In England there were three classes who each resided in a different part of the city.  By far the largest class, the proletariat, resided in the suburbs.  The way of life for working class men and women was very misfortunate.  The majority of men worked in factories where they were worked to death and not given a sufficient amount of money to pay their taxes and feed their families.  This lead to many vices such as theft, drinking, and prostitution adding to the miserable conditions of the suburbs.  The wealthy men of England hoard the country’s wealth and force the lower class to live a life of labor and misery.  Tristan highlights how women specifically are affected by this when she writes, “Girls born in the poor class are pushed into prostitution by hunger” (Tristan 69).  Women are excluded from most crafts and because so many women are left without a husband and sometimes a child to support they must turn to prostitution to avoid dying of starvation.  Some women worked in factories, but this craft was almost as dehumanizing as prostitution.  Prostitutes were so numerous in London, because single women had no other way to support themselves and their children.  Many women were left widows because so many factory workers died.  Because of the income inequality in England and a lack of opportunities for women to work the masses were subject to a laborious and miserable lifestyle, women were specifically forced into prostitution because they had no other source of income.

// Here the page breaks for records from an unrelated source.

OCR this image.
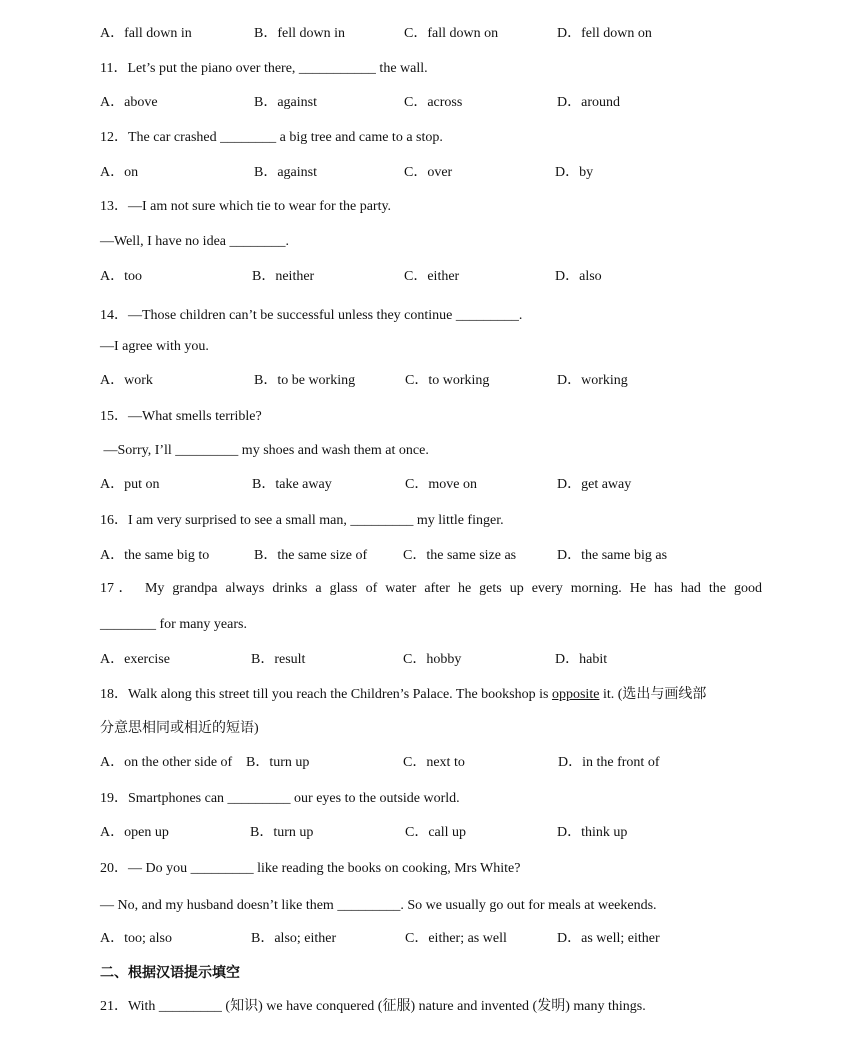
A．fall down in	B．fell down in	C．fall down on	D．fell down on
11．Let’s put the piano over there, ___________ the wall.
A．above	B．against	C．across	D．around
12．The car crashed ________ a big tree and came to a stop.
A．on	B．against	C．over	D．by
13．—I am not sure which tie to wear for the party.
—Well, I have no idea ________.
A．too	B．neither	C．either	D．also
14．—Those children can’t be successful unless they continue _________.
—I agree with you.
A．work	B．to be working	C．to working	D．working
15．—What smells terrible?
—Sorry, I’ll _________ my shoes and wash them at once.
A．put on	B．take away	C．move on	D．get away
16．I am very surprised to see a small man, _________ my little finger.
A．the same big to	B．the same size of	C．the same size as	D．the same big as
17． My grandpa always drinks a glass of water after he gets up every morning. He has had the good
________ for many years.
A．exercise	B．result	C．hobby	D．habit
18．Walk along this street till you reach the Children’s Palace. The bookshop is opposite it. (选出与画线部
分意思相同或相近的短语)
A．on the other side of B．turn up	C．next to	D．in the front of
19．Smartphones can _________ our eyes to the outside world.
A．open up	B．turn up	C．call up	D．think up
20．— Do you _________ like reading the books on cooking, Mrs White?
— No, and my husband doesn’t like them _________. So we usually go out for meals at weekends.
A．too; also	B．also; either	C．either; as well	D．as well; either
二、根据汉语提示填空
21．With _________ (知识) we have conquered (征服) nature and invented (发明) many things.
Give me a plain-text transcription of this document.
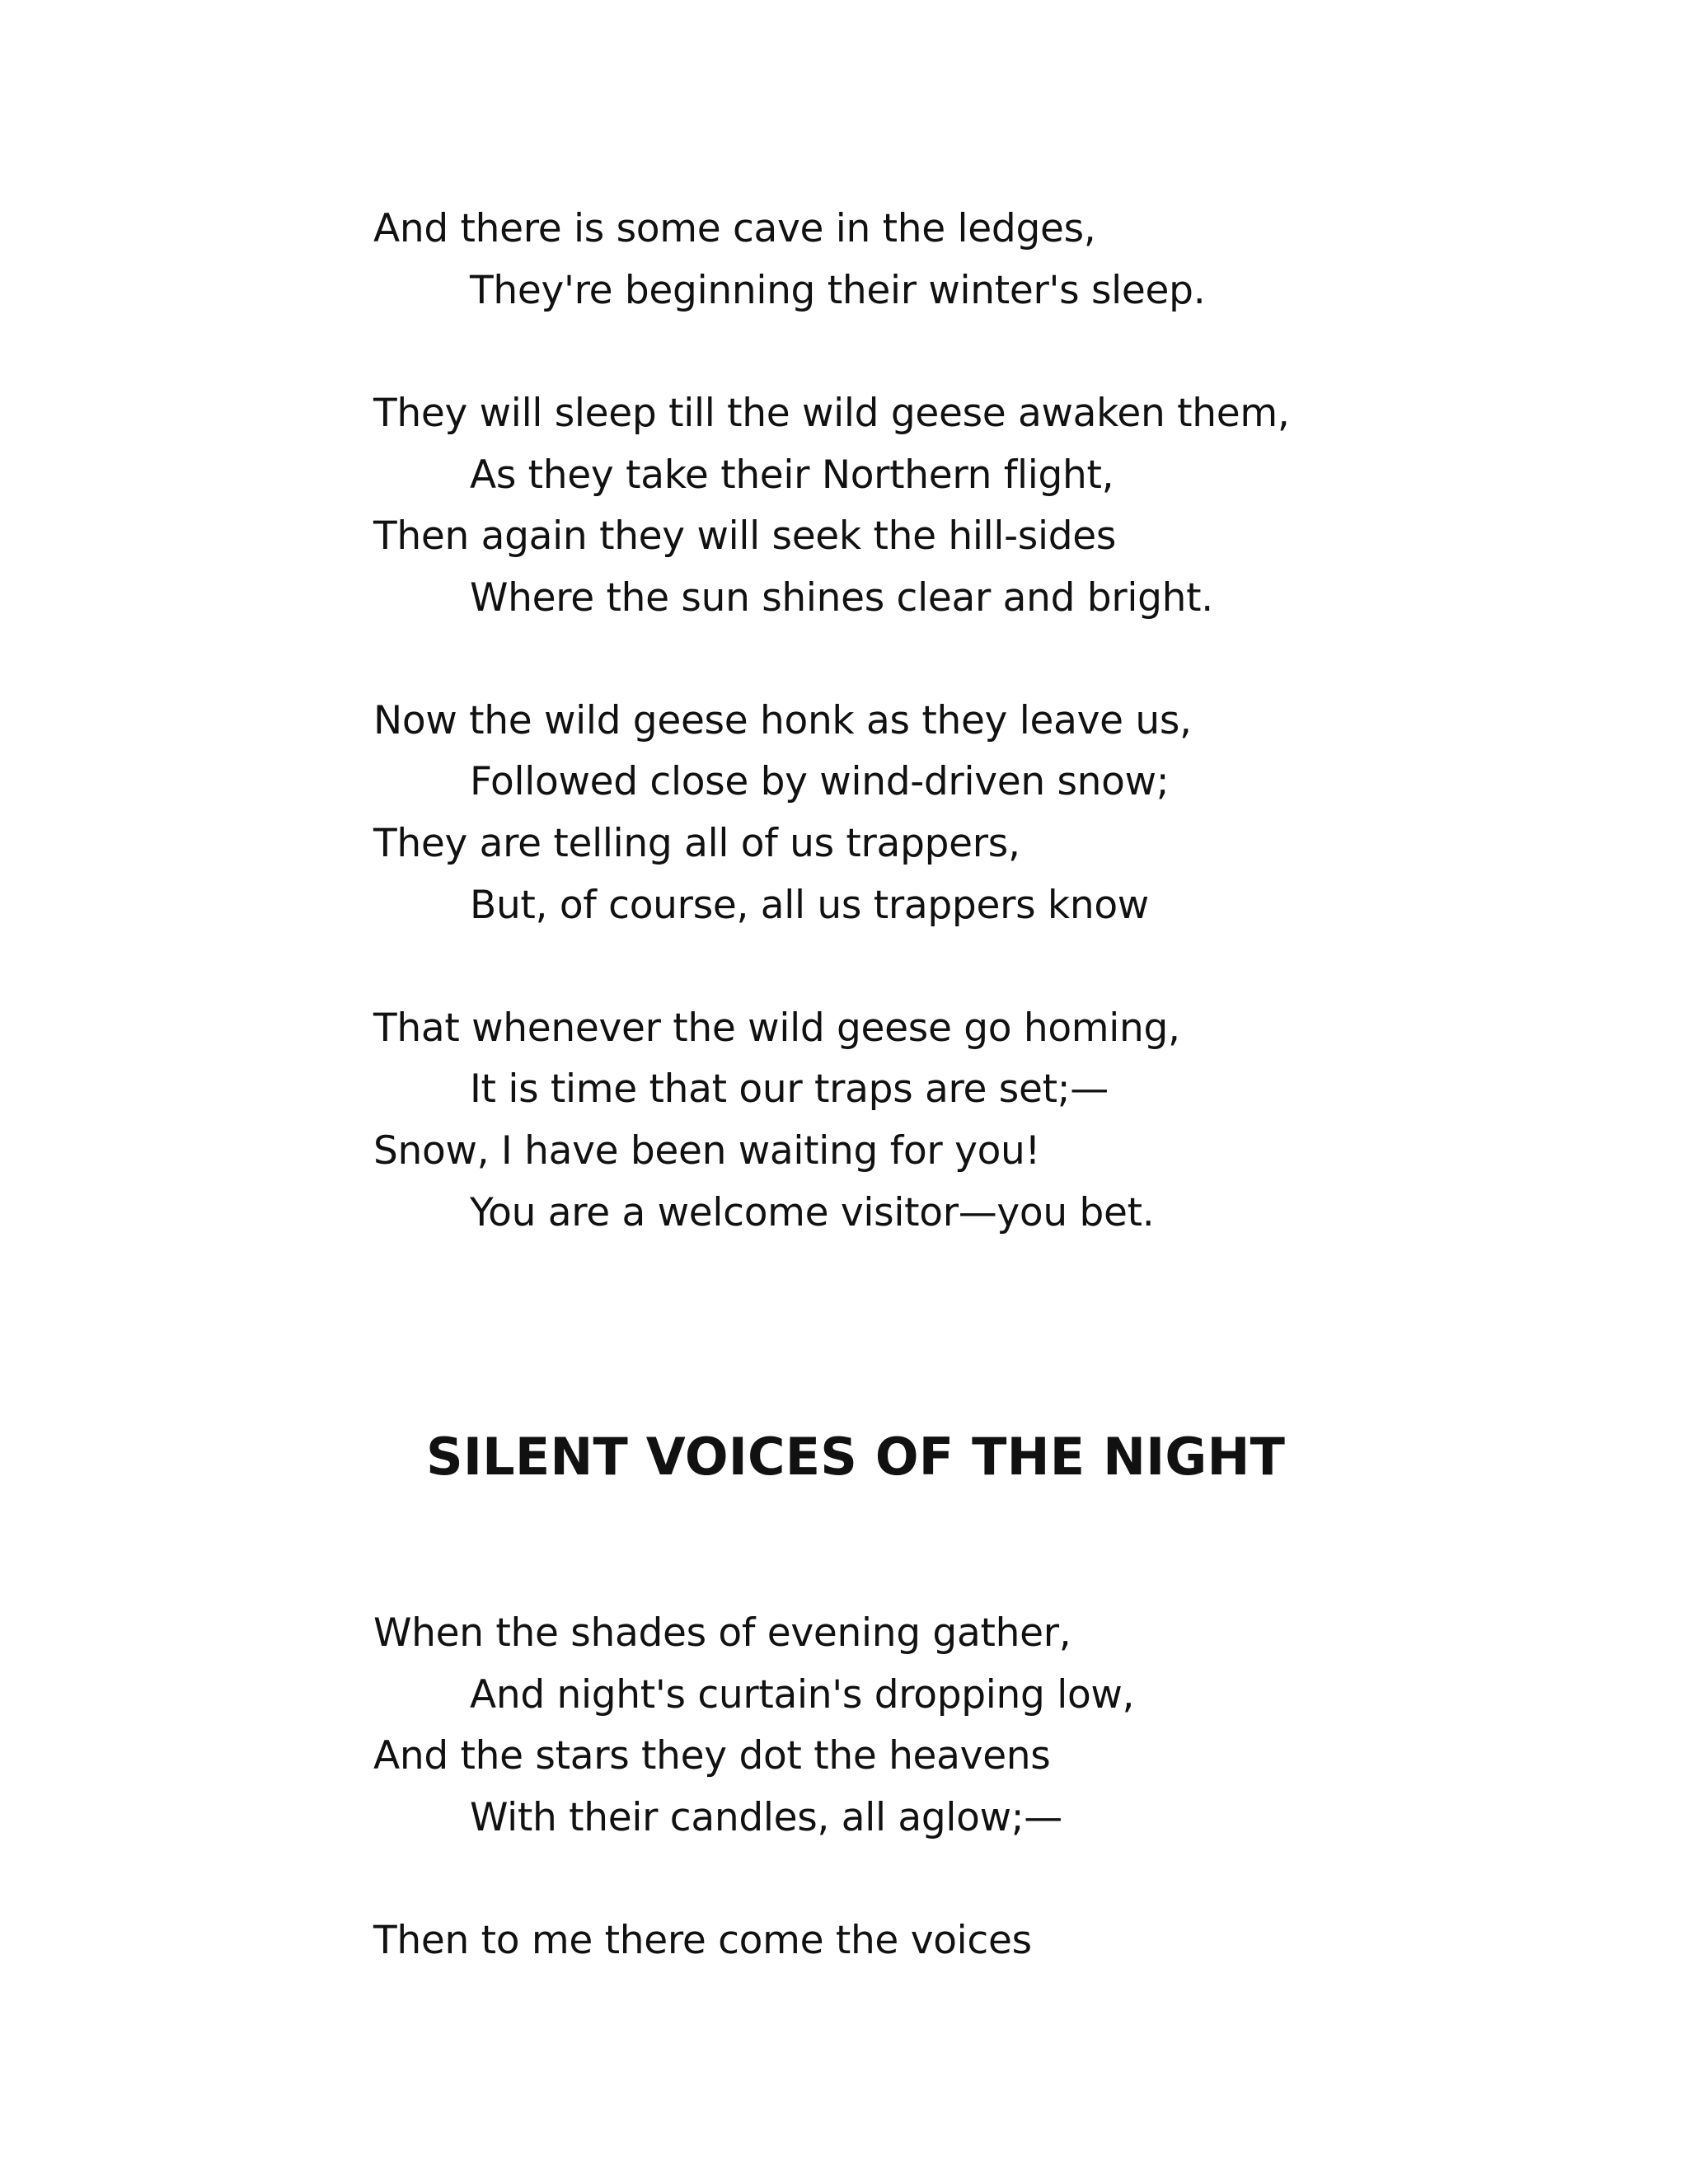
And there is some cave in the ledges,
They're beginning their winter's sleep.
They will sleep till the wild geese awaken them,
As they take their Northern flight,
Then again they will seek the hill-sides
Where the sun shines clear and bright.
Now the wild geese honk as they leave us,
Followed close by wind-driven snow;
They are telling all of us trappers,
But, of course, all us trappers know
That whenever the wild geese go homing,
It is time that our traps are set;—
Snow, I have been waiting for you!
You are a welcome visitor—you bet.
SILENT VOICES OF THE NIGHT
When the shades of evening gather,
And night's curtain's dropping low,
And the stars they dot the heavens
With their candles, all aglow;—
Then to me there come the voices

In addition to the extreme poverty in England the stereotypes forced women to live as secondary citizens, exempt from participation in political affairs.  In an attempt to learn more about England and its government, Flora Tristan made the bold decision to dress up as a man to witness the English Parliament in action.  Everyone sees through her disguise and reacts in such a way that allows the reader to understand how English men viewed women.  When she first asked a man if she could pretend to be him she explained his response, “My tory friend paled in freight, blushed in indignation, took his cane and hat, arose without looking at me, and told me that he could no longer visit me.  His last words were: ‘Woe to the maker of scandal’” (Tristan 57).  His response is difficult to understand in the modern age because women are not only allowed to spectate but also to participate in government affairs.  Women in England were subject to stereotypes that limited their ability to participate in society.  They were excluded from most occupations including farming.  The thought of a women entering parliament was considered to be a scandal.  Ultimately poverty and stereotypes were the two biggest contributions to the suppression of women in 19th century England.

I have neither given nor received unauthorized assistance in the completion of this work.

 

 

Works Cited

  1. Tristan, Flora, Doris Beik, and Paul Harold Beik. Flora Tristan, Utopian Feminist: Her Travel Diaries and Personal Crusade. Bloomington: Indiana University Press, 1993.